映画の撮影が終盤に至り、スタッフの間では主題歌をどうするべきか、というある程度の方針が共有されていた。作品のエンドに相応しい壮大なバラードであること、できればそれを色のついていない新しいディーバに歌ってほしい、ということ。プロデューサー陣で国内外を問わず相応しいアーティストの候補出しをしていたところ、本名名義で本作の共同プロデューサーでもある水嶋ヒロから、「ガブリエル・アプリン」が一押しで推薦された。ガブリエルは、上記のオーダーを満たす美しい歌声を持つアーティストであり、日本での人気も上昇しはじめたところだった。水嶋から「天使のような美しい歌声を持つアーティストが、悪魔が主役の映画の主題歌を歌うのは皮肉めいていて面白くありませんか?」との提案に、プロデューサー陣・監督も賛同し、正式にワーナーミュージックを通じて、イギリスに、映画のコンセプトから順に説明し、打診したところ、ガブリエルがちょうど来日するとの事。そこで松橋は、映画の世界観にふさわしい楽曲を用意し、それを歌ってもらえないかをガブリエル陣営に話してみた。ガブリエルはシンガー・ソングライターであることから、その可能性は限りなく低いと考えていたが、希望のある返事をもらうことに。楽曲を聴いてみてから判断したいとのこと。なんとか快諾してもらう為にも、極上の楽曲を提示しなくては… そんな思いから、映画の世界観を理解し、楽曲を書き下ろしてくれる人を急いで探すことに。
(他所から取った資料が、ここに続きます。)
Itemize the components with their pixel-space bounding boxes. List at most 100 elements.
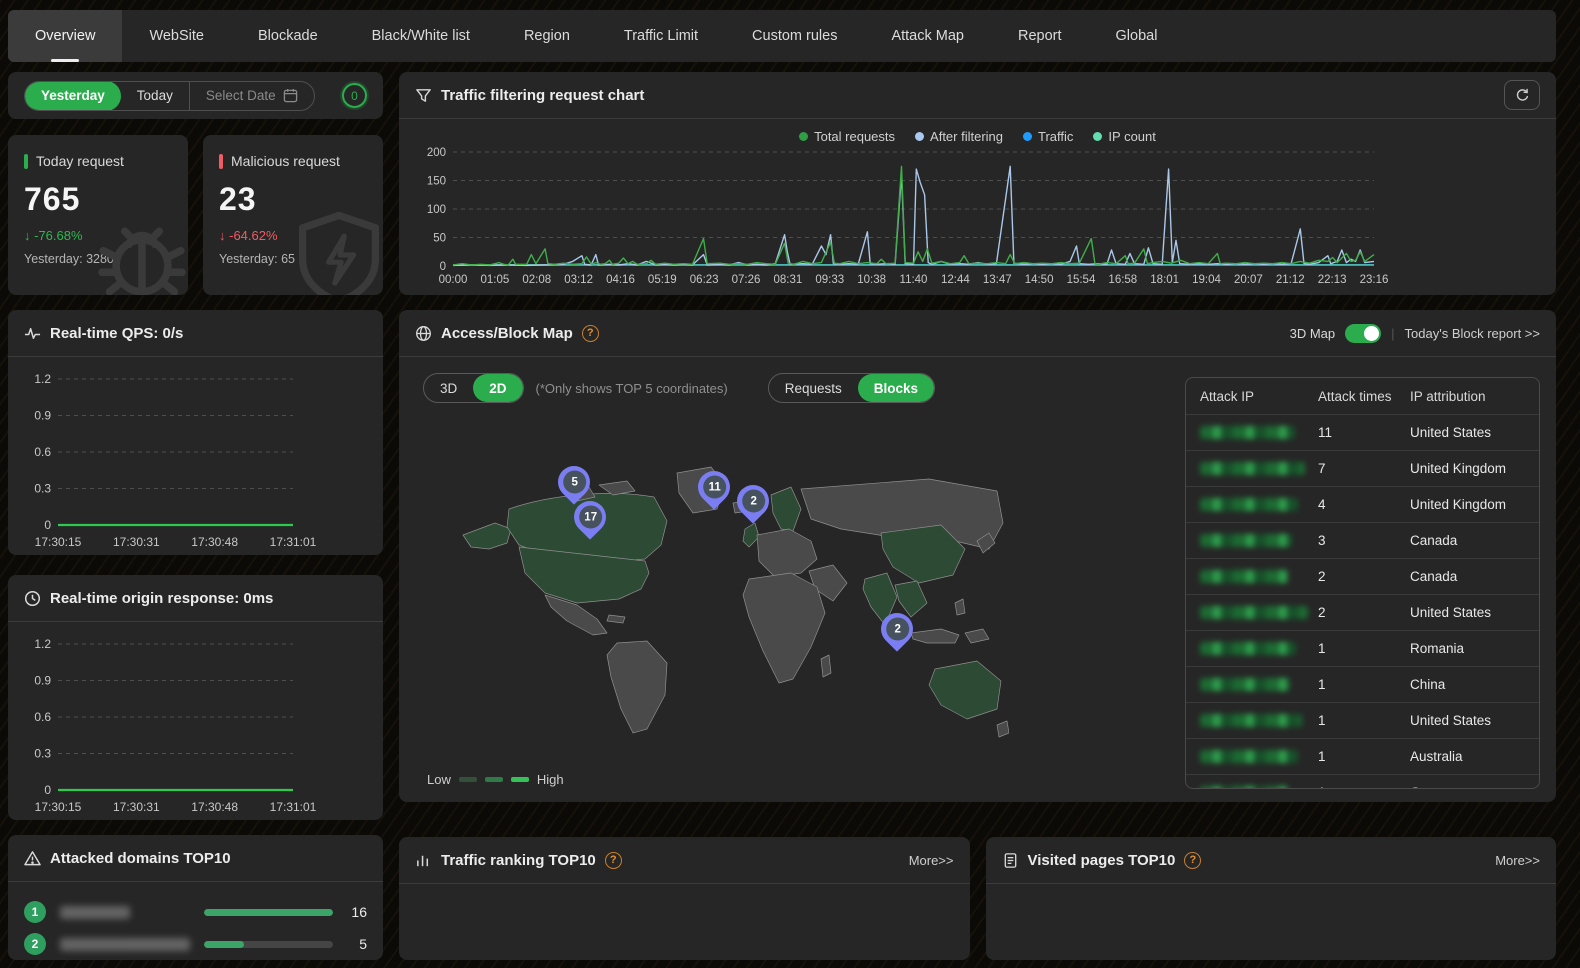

そこで、松橋プロデューサーには秘策があった。それは、「絢香」に作詞・作曲してもらうこと。絢香は、松橋がいつか映画の主題歌を書き下ろしてもらいたいと思っていたアーティストであった。実は、別の映画で主題歌をオファーした事もあったが、その時はスケジュールが合わず実現には至らなかった。更には、それを英詩にしてもらうことができるという確信である。ある動画投稿サイトで絢香が自身の楽曲を英語で歌っているのをよく聞いていたからだ。水嶋に相談すると、「この映画のことを企画の立ち上げ段階から知っているし、英詞にするラインもあるので、彼女なら期待に応えてくれると思います」とのこと。こうして、見事なまでに映画の世界観を表現した「Through the ages」という楽曲が誕生した。

ガブリエル陣営からも「世界に通用する楽曲である」と判断され、作詞・作曲:絢香、歌:ガブリエル・アプリンという奇跡的なコラボレーションが実現することになった。